In a letter2 published in The Journal of Allergy and Clinical Immunology, Andiappan reported the association between a SNP called rs2427837 and the FCER1A gene, which codes for receptors for IgE, an antibody that mediates allergic responses in asthma and increases immune reactivity in the airways. To clarify the role of rs2427837 in asthma severity and potentially find a candidate gene affecting asthma risk, Andiappan and his colleagues looked at mRNA data from more than 30,000 blood samples from 30 different cohorts worldwide. They found a strong and consistent correlation between the rs2427837 SNP and expression of the FCER1A gene.
“We were able to identify the candidate gene, which may even be a causal gene, affecting asthma risk,” Andiappan said.
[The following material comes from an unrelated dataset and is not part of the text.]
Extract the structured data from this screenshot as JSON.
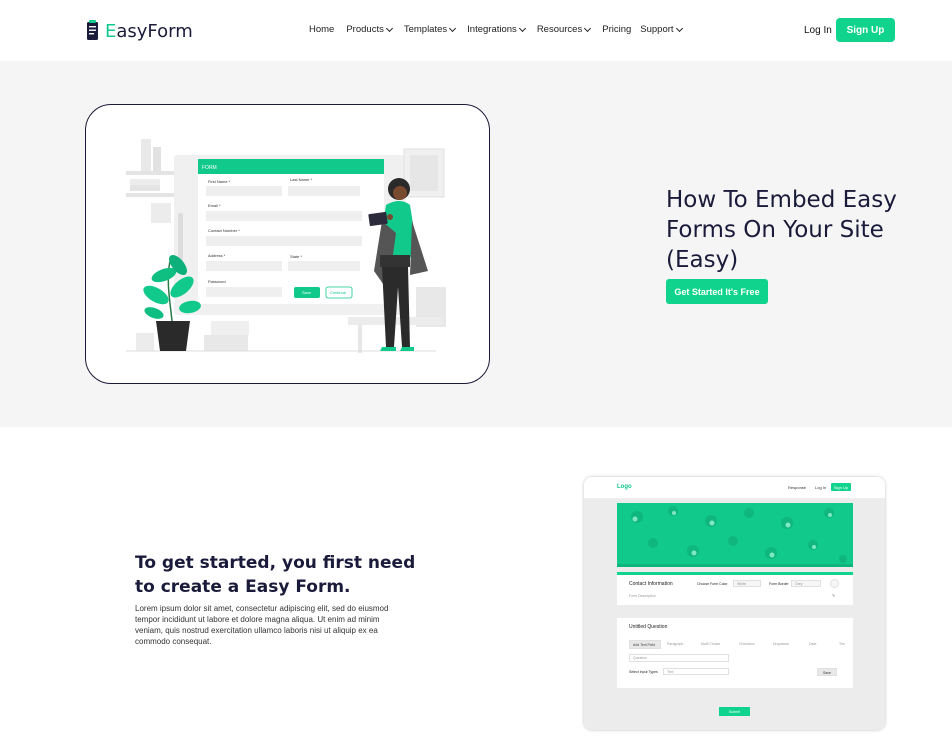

To better understand the SNP’s functional consequences, the research team next looked for the specific cell types most affected by rs2427837. Analysing the blood samples at the single-cell level, the team looked for cell types that showed increases of FCER1A protein levels in relation to rs2427837.
Initially, they expected to find their answer in basophils, a kind of immune cell that increases in asthmatic airways and allergies. To their surprise, rs2427837 had no impact on FCER1A expression in basophils. Instead, the SNP exerted its impact on two other cell types that weren’t typically implicated in asthma: monocytes, which give rise to immune cells that attack invading microbes, and plasmacytoid dendritic cells (pDCs), immune cells which are chiefly involved in the body’s anti-virus response.
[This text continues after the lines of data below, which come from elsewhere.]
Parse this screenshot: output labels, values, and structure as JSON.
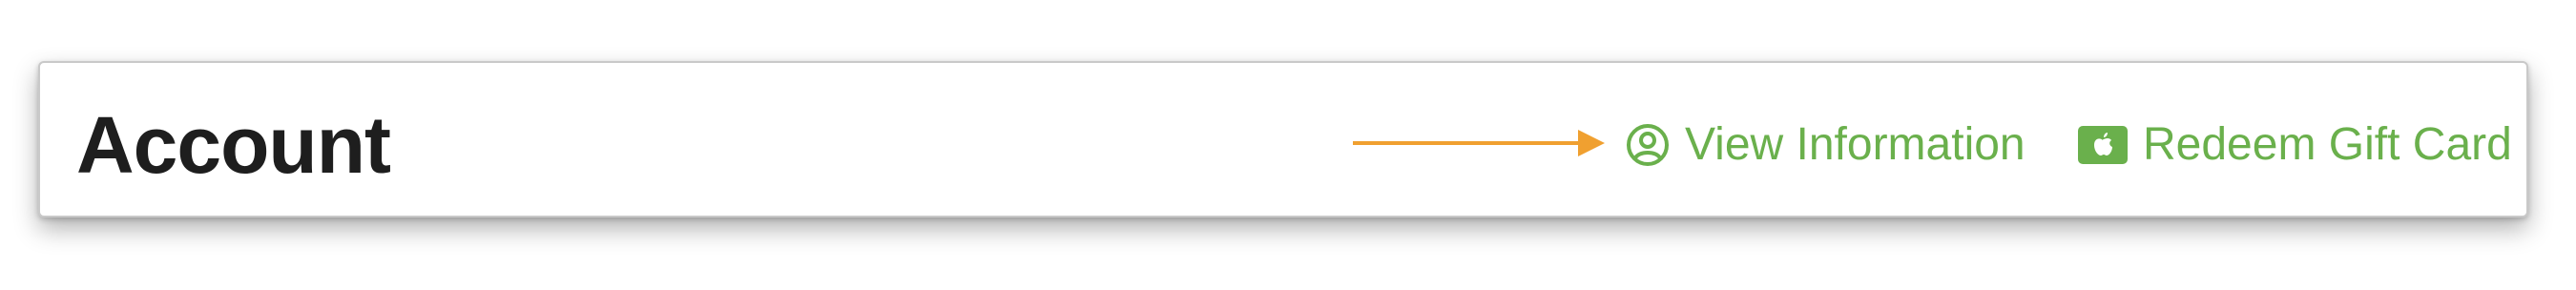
{
  "account_header": {
    "title": "Account",
    "annotation_arrow": {
      "color": "#f0a030",
      "points_to": "view-information-link"
    },
    "links": {
      "view_information": {
        "label": "View Information",
        "icon": "person-circle-icon"
      },
      "redeem_gift_card": {
        "label": "Redeem Gift Card",
        "icon": "apple-gift-card-icon"
      }
    },
    "colors": {
      "title": "#1e1e1e",
      "link": "#6ab04c",
      "background": "#ffffff"
    }
  }
}
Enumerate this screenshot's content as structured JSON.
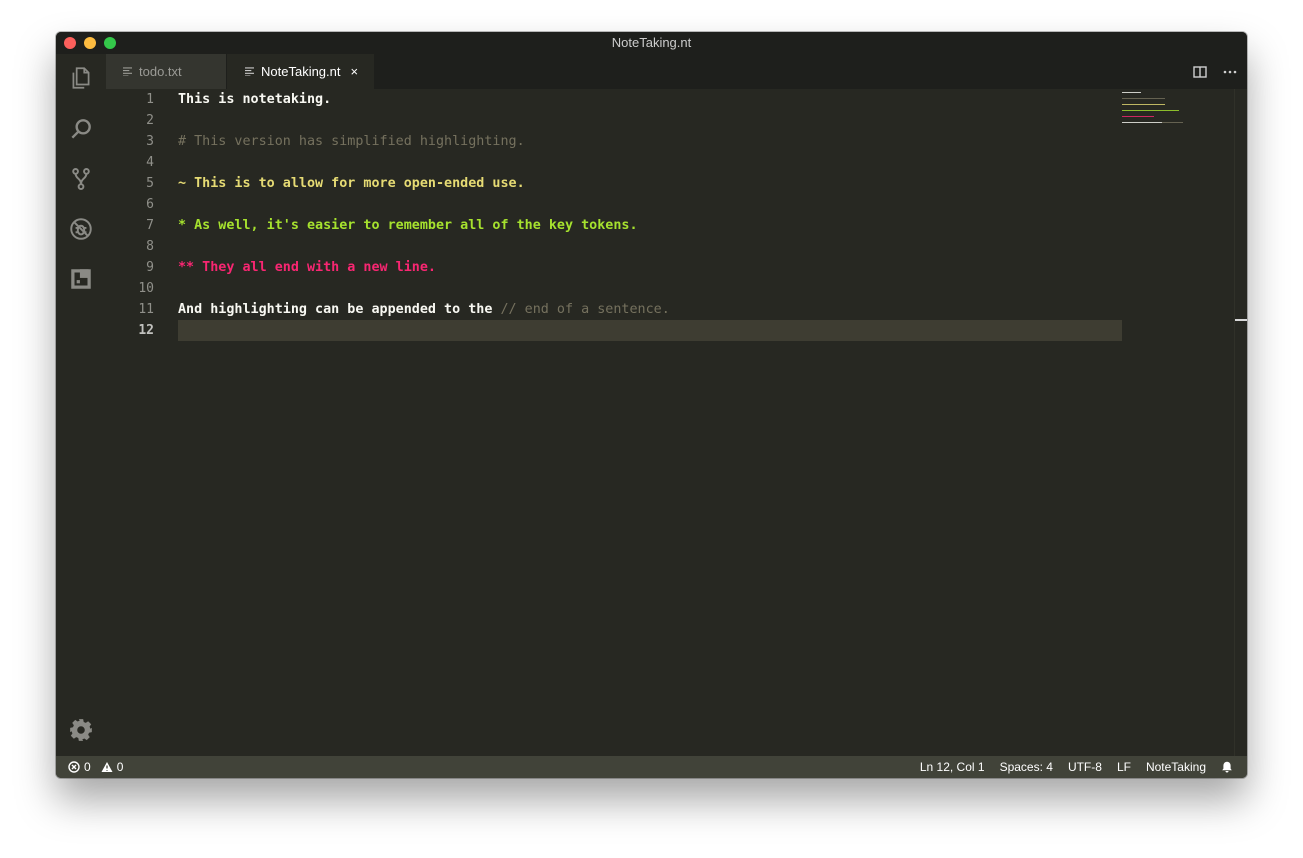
{
  "window": {
    "title": "NoteTaking.nt"
  },
  "tabs": [
    {
      "label": "todo.txt",
      "active": false
    },
    {
      "label": "NoteTaking.nt",
      "active": true,
      "close": "×"
    }
  ],
  "activity_icons": [
    "files-icon",
    "search-icon",
    "source-control-icon",
    "debug-icon",
    "extensions-icon",
    "settings-gear-icon"
  ],
  "editor": {
    "current_line": 12,
    "lines": [
      {
        "n": "1",
        "segments": [
          {
            "text": "This is notetaking.",
            "style": "white"
          }
        ]
      },
      {
        "n": "2",
        "segments": []
      },
      {
        "n": "3",
        "segments": [
          {
            "text": "# This version has simplified highlighting.",
            "style": "comment"
          }
        ]
      },
      {
        "n": "4",
        "segments": []
      },
      {
        "n": "5",
        "segments": [
          {
            "text": "~ This is to allow for more open-ended use.",
            "style": "yellow"
          }
        ]
      },
      {
        "n": "6",
        "segments": []
      },
      {
        "n": "7",
        "segments": [
          {
            "text": "* As well, it's easier to remember all of the key tokens.",
            "style": "green"
          }
        ]
      },
      {
        "n": "8",
        "segments": []
      },
      {
        "n": "9",
        "segments": [
          {
            "text": "** They all end with a new line.",
            "style": "red"
          }
        ]
      },
      {
        "n": "10",
        "segments": []
      },
      {
        "n": "11",
        "segments": [
          {
            "text": "And highlighting can be appended to the ",
            "style": "white"
          },
          {
            "text": "// end of a sentence.",
            "style": "comment"
          }
        ]
      },
      {
        "n": "12",
        "segments": []
      }
    ]
  },
  "status": {
    "errors": "0",
    "warnings": "0",
    "position": "Ln 12, Col 1",
    "spaces": "Spaces: 4",
    "encoding": "UTF-8",
    "eol": "LF",
    "language": "NoteTaking"
  },
  "colors": {
    "background": "#272822",
    "comment": "#75715e",
    "yellow": "#e6db74",
    "green": "#a6e22e",
    "red": "#f92672",
    "statusbar": "#414339"
  }
}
“We believe this has not been reported before although the role of monocytes and pDCs in asthma has been suggested,” said Andiappan. “Hence, our future work should look at the immune regulation in these cell types.”
Asthma’s balancing act
Aside from finding these two new potential players in asthma, the team also discovered that the rs2427837 SNP affected monocytes and pDCs differently depending on their genotype. “Genotype refers to the combination of alleles at a particular position on the DNA,” Andiappan explained. “When there is a SNP at that position, there are three possible genotype combinations.” In the case of rs2427837, these are the AA, AG, and GG genotypes. Of the three genotypes, AA had the strongest effect on monocytes, leading to exceptionally high levels of the FCER1A protein. In contrast, for pDCs: the mere presence of the G allele correlated with heightened expression of FCER1A.
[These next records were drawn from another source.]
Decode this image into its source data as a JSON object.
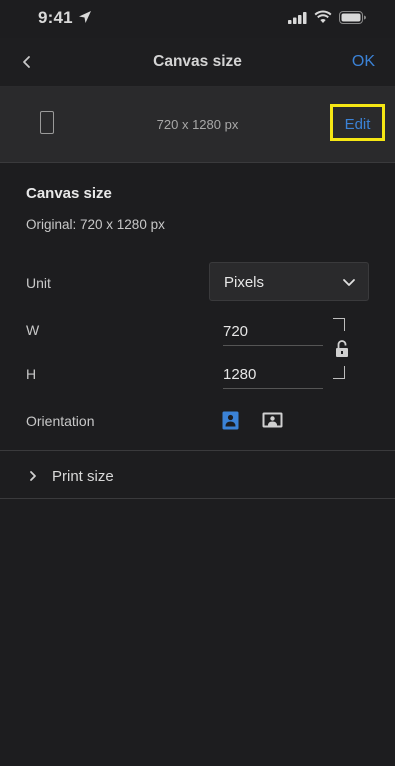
{
  "status_bar": {
    "time": "9:41"
  },
  "nav": {
    "title": "Canvas size",
    "ok_label": "OK"
  },
  "summary": {
    "dimensions": "720 x 1280 px",
    "edit_label": "Edit"
  },
  "canvas": {
    "section_title": "Canvas size",
    "original": "Original: 720 x 1280 px",
    "unit_label": "Unit",
    "unit_value": "Pixels",
    "width_label": "W",
    "width_value": "720",
    "height_label": "H",
    "height_value": "1280",
    "orientation_label": "Orientation",
    "orientation_selected": "portrait"
  },
  "print": {
    "label": "Print size"
  },
  "colors": {
    "accent": "#3b82d6",
    "highlight": "#f5e614",
    "background": "#1d1d1f"
  },
  "icons": [
    "location-icon",
    "signal-icon",
    "wifi-icon",
    "battery-icon",
    "back-chevron-icon",
    "phone-icon",
    "chevron-down-icon",
    "lock-icon",
    "portrait-icon",
    "landscape-icon",
    "chevron-right-icon"
  ]
}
According to Andiappan, the fact that the SNP affects these cells in different ways reveals the importance of a balanced immune response. If FCER1A expression is balanced between monocytes and pDCs, as in the case of the AG genotype, then immune response is well-regulated, and asthma is kept at bay. However, when GG dominates, FCER1A expression jumps in pDCs, and the body enters a pro-inflammatory state, leading to the typical symptoms of asthma, including constricted airways and sustained chronic inflammation. Clarifying the role of the rs2427837 SNP and FCER1A in asthma—and how they interact with each other to give rise to the disease—is a big step toward targeted therapy, but there is still much work left to do.
“Our findings highlight the intricacy of varying FCER1A levels in different immune cells and their dependency on the genotype of the individual,” Andiappan said, adding that targeting FCER1A needs to be done at an individual level, taking account of a patient’s genetic, disease and physical profiles. While current medical precision still isn’t at that level, Andiappan is hopeful. As medicine moves away from the traditional one-size-fits-all therapies, FCER1A may yet open the doors to treating asthma with precision.
References:
1 Dharmage, S.C., Perret, J.L., Custovic, A. Epidemiology of Asthma in Children and Adults. Front Pediatr 7, 246 (2019).
2 Andiappan, A.K., Puan, K.J., Lee, B., Yeow, P.T., Yusof, N., Merid, S.K., et al. Inverse association of FCER1A allergy variant in monocytes and plasmacytoid dendritic cells. J Allergy Clin Immunol 147(4), 1510-1513 (2021).